Knight, 60, is serving a 28-year prison term after taking a plea deal related to Carter’s death. Knight was initially charged with murder, but the count was dropped to voluntary manslaughter under the pact with prosecutors reached in 2018. The Carter family’s wrongful death lawsuit alleged that Knight “had a habit of breaking the law” and used his Ford F-150 Raptor truck to “carelessly, recklessly, violently, and negligently” kill Carter.

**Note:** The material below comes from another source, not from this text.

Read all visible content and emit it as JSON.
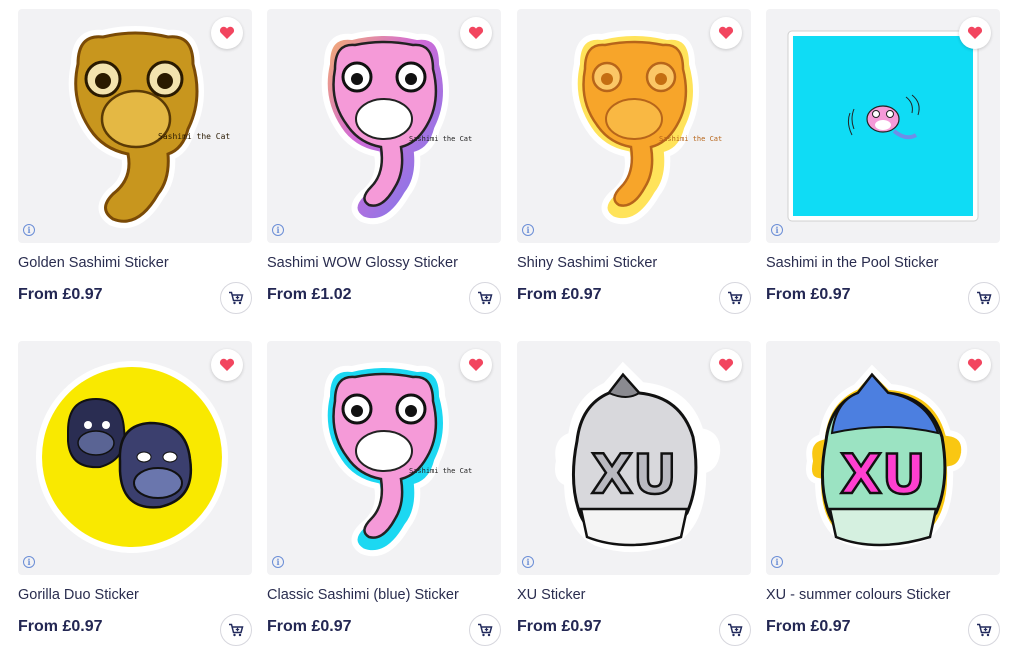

The deadly incident at the center of the criminal and civil cases unfolded shortly after Knight was turned away from a production office for Straight Outta Compton. Prosecutors claimed Knight went to the base camp because he was upset with his violent depiction in the film and lack of financial participation. During the first civil trial, Knight claimed he wasn’t upset and visited the base camp to request a meeting with Dr. Dre. (Dre was an original member of N.W.A and went on to co-found Death Row Records with Knight.) Knight testified that he wanted to tell Dre he was hearing from unidentified law enforcement that Dre put a murder-for-hire contract on his head. Knight said he didn’t believe Dre wanted him dead but wanted Dre to know what he allegedly was hearing. (Dre has denied the murder-for-hire claim through a lawyer).

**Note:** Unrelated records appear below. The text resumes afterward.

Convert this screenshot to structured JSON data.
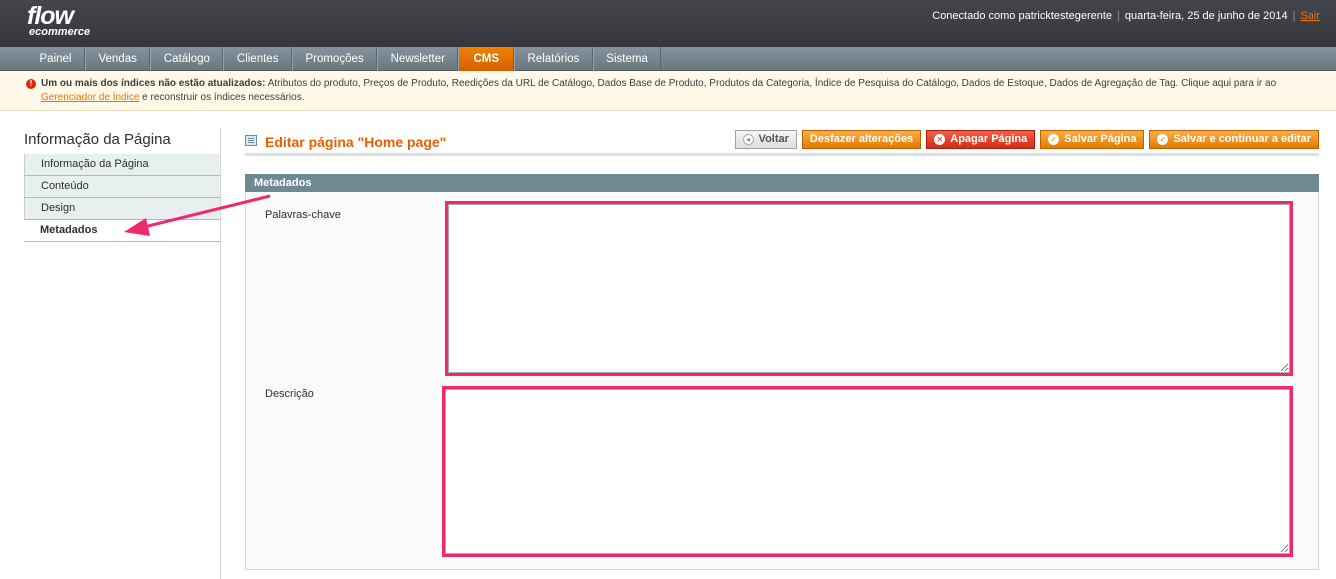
{
  "header": {
    "logo_main": "flow",
    "logo_sub": "ecommerce",
    "logged_in": "Conectado como patricktestegerente",
    "date": "quarta-feira, 25 de junho de 2014",
    "logout": "Sair"
  },
  "nav": {
    "items": [
      "Painel",
      "Vendas",
      "Catálogo",
      "Clientes",
      "Promoções",
      "Newsletter",
      "CMS",
      "Relatórios",
      "Sistema"
    ],
    "active": "CMS"
  },
  "notice": {
    "bold": "Um ou mais dos índices não estão atualizados:",
    "text": " Atributos do produto, Preços de Produto, Reedições da URL de Catálogo, Dados Base de Produto, Produtos da Categoria, Índice de Pesquisa do Catálogo, Dados de Estoque, Dados de Agregação de Tag. Clique aqui para ir ao ",
    "link": "Gerenciador de Índice",
    "text_after": " e reconstruir os índices necessários."
  },
  "sidebar": {
    "title": "Informação da Página",
    "tabs": [
      "Informação da Página",
      "Conteúdo",
      "Design",
      "Metadados"
    ],
    "active_tab": "Metadados"
  },
  "page": {
    "title": "Editar página \"Home page\"",
    "buttons": {
      "back": "Voltar",
      "reset": "Desfazer alterações",
      "delete": "Apagar Página",
      "save": "Salvar Página",
      "save_continue": "Salvar e continuar a editar"
    }
  },
  "fieldset": {
    "title": "Metadados",
    "keywords_label": "Palavras-chave",
    "keywords_value": "",
    "description_label": "Descrição",
    "description_value": ""
  },
  "colors": {
    "accent": "#ea7601",
    "highlight": "#ee2a6c",
    "fieldset_header": "#6f8992"
  }
}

An actor and self-described non-active gang member named Cle “Bone” Sloan was working as a technical advisor on Straight Outta Compton that day and got into a verbal altercation with Knight at the movie’s base camp, according to prosecutors and the civil lawsuit. Surveillance video from Tam’s shows that Sloan and Knight fought through Knight’s Raptor window at the burger joint parking lot a short time later. The video shows that Knight reversed the two-ton truck, knocking Sloan to the ground. Seconds later, Knight’s truck accelerated forward, running over both Sloan and Carter before Knight fled the scene, the video shows.

Sloan was rushed to a hospital with two crushed ankles and a serious head laceration. Carter died within the hour from blunt force injuries.

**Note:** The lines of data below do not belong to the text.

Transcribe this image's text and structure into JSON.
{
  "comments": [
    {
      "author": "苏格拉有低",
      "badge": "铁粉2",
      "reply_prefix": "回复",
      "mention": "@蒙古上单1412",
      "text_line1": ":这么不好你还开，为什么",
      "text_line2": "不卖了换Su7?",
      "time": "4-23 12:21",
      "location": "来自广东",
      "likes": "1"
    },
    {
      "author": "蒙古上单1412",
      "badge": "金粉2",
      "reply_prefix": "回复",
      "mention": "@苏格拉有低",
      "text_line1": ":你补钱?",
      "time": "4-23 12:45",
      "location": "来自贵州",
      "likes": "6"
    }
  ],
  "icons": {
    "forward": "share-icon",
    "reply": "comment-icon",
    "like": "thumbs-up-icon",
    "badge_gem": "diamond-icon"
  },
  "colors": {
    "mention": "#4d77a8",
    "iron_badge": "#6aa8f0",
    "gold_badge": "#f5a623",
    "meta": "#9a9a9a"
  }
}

Kenner, 82, has been Knight’s lawyer for years, but he asked to be relieved from the civil retrial earlier this month after claiming he learned something “disturbing” during a recent phone call with Knight. He said after the call, he felt “anxious about being able to competently and energetically try this case.” Judge Long rejected Kenner’s request multiple times but signaled he was on the verge of granting the motion heading into Tuesday’s hearing.

“Now that Mr. Knight has chosen to resolve the case, I look forward to no further involvement,” Kenner tells Rolling Stone.

The Carter family’s lawyer declined to comment. Lillian thanked him as she departed the courthouse in downtown Los Angeles. “Lance worked very hard with the case. We’re very appreciative,” she says.